Before the introduction of the microprocessor in the early 1970s, computers were generally large, costly systems owned by large institutions: corporations, universities, government agencies, and the like. Users—who were experienced specialists—did not usually interact with the machine itself, but instead prepared tasks for the computer on off-line equipment, such as card punches. A number of assignments for the computer would be gathered up and processed in batch mode. After the jobs had completed, users could collect the output printouts and punched cards. In some organizations it could take hours or days between submitting a job to the computing center and receiving the output.

A more interactive form of computer use developed commercially by the middle 1960s. In a time-sharing system, multiple teletype terminals let many people share the use of one mainframe computer processor. This was common in business applications and in science and engineering.

A different model of computer use was foreshadowed by the way in which early, pre-commercial, experimental computers were used, where one user had exclusive use of a processor.[2] Some of the first computers that might be called "personal" were early minicomputers such as the LINC and PDP-8, and later on VAX and larger minicomputers from Digital Equipment Corporation (DEC), Data General, Prime Computer, and others. They originated as peripheral processors for mainframe computers, taking on some routine tasks and freeing the processor for computation. By today's standards they were physically large (about the size of a refrigerator) and costly (typically tens of thousands of US dollars), and thus were rarely purchased by individuals. However, they were much smaller, less expensive, and generally simpler to operate than the mainframe computers of the time, and thus affordable by individual laboratories and research projects. Minicomputers largely freed these organizations from the batch processing and bureaucracy of a commercial or university computing center.
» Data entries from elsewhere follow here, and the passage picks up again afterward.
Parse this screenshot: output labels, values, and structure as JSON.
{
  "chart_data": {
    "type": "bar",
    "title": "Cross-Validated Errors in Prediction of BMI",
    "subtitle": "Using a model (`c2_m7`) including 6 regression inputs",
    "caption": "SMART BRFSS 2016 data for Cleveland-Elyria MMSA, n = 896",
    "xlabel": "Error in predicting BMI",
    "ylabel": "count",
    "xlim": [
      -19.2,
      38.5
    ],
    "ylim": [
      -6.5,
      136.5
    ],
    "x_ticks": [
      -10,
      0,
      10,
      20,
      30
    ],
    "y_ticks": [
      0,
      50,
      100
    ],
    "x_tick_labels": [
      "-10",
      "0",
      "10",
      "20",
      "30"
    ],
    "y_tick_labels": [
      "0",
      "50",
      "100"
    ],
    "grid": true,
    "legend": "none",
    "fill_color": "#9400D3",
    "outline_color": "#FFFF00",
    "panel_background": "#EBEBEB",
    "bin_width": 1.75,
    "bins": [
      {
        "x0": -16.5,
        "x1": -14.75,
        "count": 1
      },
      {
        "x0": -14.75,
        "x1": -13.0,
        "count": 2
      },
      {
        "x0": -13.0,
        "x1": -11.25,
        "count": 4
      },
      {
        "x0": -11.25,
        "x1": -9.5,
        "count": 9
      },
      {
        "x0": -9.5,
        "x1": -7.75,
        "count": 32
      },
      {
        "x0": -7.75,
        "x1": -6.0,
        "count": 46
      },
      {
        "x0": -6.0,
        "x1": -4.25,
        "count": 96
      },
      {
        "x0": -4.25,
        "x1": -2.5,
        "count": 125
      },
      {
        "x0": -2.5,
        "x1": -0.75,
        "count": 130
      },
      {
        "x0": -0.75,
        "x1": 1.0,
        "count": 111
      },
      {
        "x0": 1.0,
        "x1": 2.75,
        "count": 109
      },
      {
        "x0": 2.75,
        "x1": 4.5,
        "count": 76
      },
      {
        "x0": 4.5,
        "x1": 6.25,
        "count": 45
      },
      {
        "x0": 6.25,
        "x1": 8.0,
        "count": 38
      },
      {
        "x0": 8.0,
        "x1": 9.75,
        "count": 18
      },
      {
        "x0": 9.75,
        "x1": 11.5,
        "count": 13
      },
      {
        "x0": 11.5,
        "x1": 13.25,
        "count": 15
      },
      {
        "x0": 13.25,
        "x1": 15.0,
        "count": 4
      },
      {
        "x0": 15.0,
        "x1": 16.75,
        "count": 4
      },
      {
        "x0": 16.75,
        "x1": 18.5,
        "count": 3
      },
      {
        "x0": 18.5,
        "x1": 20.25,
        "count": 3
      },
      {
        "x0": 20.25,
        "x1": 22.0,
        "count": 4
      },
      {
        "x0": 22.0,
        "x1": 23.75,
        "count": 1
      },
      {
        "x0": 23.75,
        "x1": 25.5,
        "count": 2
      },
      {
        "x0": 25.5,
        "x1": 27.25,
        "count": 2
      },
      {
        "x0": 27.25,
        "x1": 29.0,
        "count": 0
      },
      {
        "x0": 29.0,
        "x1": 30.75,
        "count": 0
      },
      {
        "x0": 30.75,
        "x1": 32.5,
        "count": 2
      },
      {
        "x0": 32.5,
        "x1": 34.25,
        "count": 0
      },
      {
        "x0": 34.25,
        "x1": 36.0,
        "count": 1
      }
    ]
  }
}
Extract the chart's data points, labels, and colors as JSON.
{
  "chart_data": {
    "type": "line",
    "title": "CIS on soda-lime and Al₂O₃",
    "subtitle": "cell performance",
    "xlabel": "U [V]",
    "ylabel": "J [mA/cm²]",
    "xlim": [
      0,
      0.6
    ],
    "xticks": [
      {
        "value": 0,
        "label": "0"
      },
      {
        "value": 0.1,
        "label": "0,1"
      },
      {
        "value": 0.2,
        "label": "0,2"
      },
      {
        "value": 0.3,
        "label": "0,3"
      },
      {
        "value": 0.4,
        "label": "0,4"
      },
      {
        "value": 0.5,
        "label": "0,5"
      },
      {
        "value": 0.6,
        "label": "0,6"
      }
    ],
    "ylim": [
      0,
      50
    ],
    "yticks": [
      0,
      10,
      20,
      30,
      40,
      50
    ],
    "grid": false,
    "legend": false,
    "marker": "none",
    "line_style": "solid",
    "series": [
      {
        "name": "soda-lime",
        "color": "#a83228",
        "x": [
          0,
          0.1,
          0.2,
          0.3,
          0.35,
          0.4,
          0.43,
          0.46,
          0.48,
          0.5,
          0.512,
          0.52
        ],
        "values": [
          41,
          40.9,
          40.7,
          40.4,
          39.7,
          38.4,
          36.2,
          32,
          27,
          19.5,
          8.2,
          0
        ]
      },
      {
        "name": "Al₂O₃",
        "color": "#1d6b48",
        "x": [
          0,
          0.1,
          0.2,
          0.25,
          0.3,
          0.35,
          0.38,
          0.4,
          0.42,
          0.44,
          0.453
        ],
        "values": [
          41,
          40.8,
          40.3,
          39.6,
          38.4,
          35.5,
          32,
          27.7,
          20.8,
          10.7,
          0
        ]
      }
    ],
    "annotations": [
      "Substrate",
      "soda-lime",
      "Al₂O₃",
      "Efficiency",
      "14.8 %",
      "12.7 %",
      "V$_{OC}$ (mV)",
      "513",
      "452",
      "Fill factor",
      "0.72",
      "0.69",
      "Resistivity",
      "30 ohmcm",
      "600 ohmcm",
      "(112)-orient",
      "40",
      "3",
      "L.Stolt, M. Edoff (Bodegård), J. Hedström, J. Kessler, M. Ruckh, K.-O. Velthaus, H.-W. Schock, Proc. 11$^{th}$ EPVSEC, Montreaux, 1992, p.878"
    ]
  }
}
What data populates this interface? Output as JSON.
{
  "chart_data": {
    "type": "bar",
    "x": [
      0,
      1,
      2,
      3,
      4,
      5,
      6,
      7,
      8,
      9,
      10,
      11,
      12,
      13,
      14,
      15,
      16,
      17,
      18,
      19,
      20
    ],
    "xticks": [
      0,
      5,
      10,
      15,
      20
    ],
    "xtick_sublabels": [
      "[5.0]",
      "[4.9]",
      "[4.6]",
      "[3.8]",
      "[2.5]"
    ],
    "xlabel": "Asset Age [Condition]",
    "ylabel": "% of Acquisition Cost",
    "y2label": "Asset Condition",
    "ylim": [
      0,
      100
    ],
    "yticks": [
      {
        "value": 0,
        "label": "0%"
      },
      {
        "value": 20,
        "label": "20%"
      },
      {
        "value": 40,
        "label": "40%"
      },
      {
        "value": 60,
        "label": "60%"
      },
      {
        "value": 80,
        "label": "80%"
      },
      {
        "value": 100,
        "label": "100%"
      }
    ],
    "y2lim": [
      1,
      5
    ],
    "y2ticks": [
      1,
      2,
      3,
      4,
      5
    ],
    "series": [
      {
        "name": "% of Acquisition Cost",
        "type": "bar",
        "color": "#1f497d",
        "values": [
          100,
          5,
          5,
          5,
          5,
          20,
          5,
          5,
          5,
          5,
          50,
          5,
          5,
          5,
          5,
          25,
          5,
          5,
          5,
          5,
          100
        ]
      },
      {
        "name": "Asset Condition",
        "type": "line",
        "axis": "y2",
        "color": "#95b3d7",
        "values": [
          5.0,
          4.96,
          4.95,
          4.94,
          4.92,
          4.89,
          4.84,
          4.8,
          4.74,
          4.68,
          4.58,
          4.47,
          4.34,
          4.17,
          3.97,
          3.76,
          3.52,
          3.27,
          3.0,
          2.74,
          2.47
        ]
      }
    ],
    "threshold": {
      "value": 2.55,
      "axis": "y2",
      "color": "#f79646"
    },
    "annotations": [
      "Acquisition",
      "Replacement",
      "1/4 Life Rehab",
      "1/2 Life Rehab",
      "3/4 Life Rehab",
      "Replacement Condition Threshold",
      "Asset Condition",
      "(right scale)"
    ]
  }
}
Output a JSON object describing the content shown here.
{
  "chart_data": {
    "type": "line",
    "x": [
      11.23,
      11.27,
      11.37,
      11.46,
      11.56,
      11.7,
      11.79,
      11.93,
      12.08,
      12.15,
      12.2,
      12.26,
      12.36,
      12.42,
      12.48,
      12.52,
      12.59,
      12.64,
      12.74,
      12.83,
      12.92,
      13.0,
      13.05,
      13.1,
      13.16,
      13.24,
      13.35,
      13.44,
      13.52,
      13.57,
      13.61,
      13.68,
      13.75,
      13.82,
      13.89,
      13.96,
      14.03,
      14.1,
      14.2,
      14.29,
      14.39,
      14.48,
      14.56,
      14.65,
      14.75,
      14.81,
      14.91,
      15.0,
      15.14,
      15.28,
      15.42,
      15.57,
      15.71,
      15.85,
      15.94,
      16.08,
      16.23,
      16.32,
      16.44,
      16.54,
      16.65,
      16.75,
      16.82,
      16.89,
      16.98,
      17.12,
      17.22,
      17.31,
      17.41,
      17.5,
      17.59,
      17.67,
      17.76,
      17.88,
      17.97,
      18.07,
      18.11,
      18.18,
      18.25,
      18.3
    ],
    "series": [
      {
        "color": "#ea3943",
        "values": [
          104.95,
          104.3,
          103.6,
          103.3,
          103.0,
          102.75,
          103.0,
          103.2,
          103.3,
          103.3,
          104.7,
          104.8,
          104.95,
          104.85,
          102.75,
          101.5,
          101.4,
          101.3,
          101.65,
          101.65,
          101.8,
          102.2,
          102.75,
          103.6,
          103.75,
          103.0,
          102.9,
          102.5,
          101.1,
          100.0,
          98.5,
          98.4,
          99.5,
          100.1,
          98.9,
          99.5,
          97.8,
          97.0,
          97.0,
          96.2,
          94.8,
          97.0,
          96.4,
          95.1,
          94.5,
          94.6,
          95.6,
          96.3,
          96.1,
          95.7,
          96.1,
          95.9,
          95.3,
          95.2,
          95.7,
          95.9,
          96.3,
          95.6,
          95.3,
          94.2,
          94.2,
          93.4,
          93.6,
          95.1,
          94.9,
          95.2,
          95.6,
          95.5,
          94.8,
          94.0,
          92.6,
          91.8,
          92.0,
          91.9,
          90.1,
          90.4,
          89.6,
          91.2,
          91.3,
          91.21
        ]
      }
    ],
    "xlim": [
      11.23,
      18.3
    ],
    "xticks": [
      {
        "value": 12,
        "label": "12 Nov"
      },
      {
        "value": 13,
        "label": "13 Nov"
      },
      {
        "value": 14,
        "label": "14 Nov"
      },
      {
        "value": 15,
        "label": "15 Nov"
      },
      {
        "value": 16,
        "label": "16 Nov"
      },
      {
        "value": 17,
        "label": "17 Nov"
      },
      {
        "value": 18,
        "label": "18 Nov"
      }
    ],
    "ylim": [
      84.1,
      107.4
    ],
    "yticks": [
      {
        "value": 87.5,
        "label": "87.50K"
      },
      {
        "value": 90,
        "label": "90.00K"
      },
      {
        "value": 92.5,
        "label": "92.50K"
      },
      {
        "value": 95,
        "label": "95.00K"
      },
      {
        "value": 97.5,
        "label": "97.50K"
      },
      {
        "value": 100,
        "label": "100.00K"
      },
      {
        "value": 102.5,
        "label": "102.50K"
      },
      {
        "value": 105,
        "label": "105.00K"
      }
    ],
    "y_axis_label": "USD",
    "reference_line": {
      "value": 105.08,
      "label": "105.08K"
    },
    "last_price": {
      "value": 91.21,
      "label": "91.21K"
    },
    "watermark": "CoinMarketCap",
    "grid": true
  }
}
In addition, minicomputers were more interactive than mainframes, and soon had their own operating systems. The minicomputer Xerox Alto (1973) was a landmark step in the development of personal computers, because of its graphical user interface, bit-mapped high resolution screen, large internal and external memory storage, mouse, and special software.[3]

Microprocessor and cost reduction
The Apple II, one of the "1977 Trinity". The drive shown is a model designed for the Apple III.

The minicomputer ancestors of the modern personal computer used integrated circuit (microchip) technology, which reduced size and cost, but processing was carried out by circuits with large numbers of components arranged on multiple large printed circuit boards before the introduction of the microprocessor. They were consequently physically large and expensive to manufacture. After the "computer-on-a-chip" was commercialized, the cost to manufacture a computer system dropped dramatically. The arithmetic, logic, and control functions that previously occupied several costly circuit boards were now available in one integrated circuit which was very expensive to design but very cheap to manufacture in large quantities. Concurrently, advances in the development of solid state memory eliminated the bulky, costly, and power-hungry magnetic core memory used in prior generations of computers.

There were a few researchers at places such as SRI and Xerox PARC who were working on computers that a single person could use and could be connected by fast, versatile networks: not home computers, but personal ones.